Nanoteknolojinin birçok alanda olduğu gibi gıda endüstrisinde de devrim yaratacağını vurgulayan Gerigelmez, “Tarım ve endüstriyel gıda üretimi doğrudan etkilenecek. Nano-teknolojiinin katkı maddelerini yok edeceği bir dönem yaşanacak. Günümüzde gıda üretiminde insan sağlığını tehdit eden 2 konu var: Genetiğiyle oynanmış tarım ürünleri ve gıdalara standart dışı miktarlarda eklenen kimyasallar. Son gelişmeler gösteriyor ki nanoteknolojiyle orta ve uzun vadede kimyasal katkıların yerini alabilecek yeni teknikler geliştirilmiş. Nanoteknoloji özellikle gıda dışı alanlarda tutmuş bir bilim dalı. Gıdacılar da nanoteknoljiyle tanışmak zorunda. Gıda endüstrisinde asıl değişim ise ambalajlardaki nano devrimiyle başladı. Nanoteknoloji sayesinde ambalaj içine girebilecek yabancı maddeler sürekli optimize edilebiliyor. Ürünler ilk bakışta ambalajsız gibi görünse de ısıyla muamele edildiğinde ambalaj yok oluyor, ürün kendi içeriğiyle pişmeye hazır hale geliyor. Önümüzdeki 20 yıllık süreç nanoteknolojinin katkı maddelerini yok edeceği dönem olacak. Organik olarak hammaddelerden üretilen gıdaların aynı tat ve dokuda olması sağlanırken, katkı maddeleri yerine zararsız nano boyutlu uygulamalar ürünlerin ömrünü uzatacak” şeklinde konuştu.
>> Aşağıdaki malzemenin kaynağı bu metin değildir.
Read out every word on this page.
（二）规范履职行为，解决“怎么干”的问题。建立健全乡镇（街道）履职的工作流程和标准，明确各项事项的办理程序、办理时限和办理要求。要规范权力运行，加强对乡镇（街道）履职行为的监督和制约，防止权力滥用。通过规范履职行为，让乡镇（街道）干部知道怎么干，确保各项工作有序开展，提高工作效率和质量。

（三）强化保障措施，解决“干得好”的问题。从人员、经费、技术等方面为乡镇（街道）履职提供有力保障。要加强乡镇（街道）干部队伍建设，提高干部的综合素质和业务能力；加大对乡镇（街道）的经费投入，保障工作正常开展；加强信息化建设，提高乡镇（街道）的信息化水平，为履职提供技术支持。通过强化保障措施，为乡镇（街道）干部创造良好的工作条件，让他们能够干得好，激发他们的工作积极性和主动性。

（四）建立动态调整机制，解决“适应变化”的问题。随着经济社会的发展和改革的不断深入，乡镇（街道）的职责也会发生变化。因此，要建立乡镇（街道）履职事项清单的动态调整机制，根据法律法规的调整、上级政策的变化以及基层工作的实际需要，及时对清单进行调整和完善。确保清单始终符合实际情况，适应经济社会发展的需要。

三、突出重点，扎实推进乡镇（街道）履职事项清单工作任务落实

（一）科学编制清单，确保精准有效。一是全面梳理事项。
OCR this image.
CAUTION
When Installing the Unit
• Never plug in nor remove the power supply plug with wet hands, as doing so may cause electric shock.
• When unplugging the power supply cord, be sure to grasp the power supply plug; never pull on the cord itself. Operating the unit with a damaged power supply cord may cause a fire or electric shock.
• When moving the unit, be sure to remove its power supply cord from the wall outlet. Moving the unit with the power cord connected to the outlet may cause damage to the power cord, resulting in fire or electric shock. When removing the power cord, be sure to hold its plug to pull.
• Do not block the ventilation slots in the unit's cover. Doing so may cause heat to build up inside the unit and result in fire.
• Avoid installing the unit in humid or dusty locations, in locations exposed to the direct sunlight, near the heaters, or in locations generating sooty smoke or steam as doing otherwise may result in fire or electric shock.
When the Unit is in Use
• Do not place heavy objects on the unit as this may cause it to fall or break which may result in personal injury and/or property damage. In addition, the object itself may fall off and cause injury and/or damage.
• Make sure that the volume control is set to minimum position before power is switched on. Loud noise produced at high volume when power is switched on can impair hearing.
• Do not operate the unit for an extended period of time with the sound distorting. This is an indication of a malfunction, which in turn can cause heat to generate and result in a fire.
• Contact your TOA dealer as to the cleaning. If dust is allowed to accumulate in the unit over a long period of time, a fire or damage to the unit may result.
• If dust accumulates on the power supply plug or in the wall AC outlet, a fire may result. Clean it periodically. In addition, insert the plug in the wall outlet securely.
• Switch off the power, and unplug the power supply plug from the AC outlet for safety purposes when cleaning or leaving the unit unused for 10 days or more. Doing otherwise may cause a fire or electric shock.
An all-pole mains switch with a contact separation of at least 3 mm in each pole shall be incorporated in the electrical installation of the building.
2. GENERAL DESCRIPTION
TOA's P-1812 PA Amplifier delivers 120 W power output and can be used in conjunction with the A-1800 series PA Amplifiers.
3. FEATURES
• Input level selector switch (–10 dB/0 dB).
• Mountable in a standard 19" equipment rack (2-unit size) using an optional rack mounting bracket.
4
Gerigelmez, gıda üreticilerinin şimdiden nano-teknolojiye odaklanan özel bir birim kurmasında yarar olduğunu belirterek bu konunun AR-GE dışında başka boyutları da bünyesinde taşıdığını, hem literatürü izlemek hem de patent takibi yapmanın şart olduğunu sözlerine ekledi.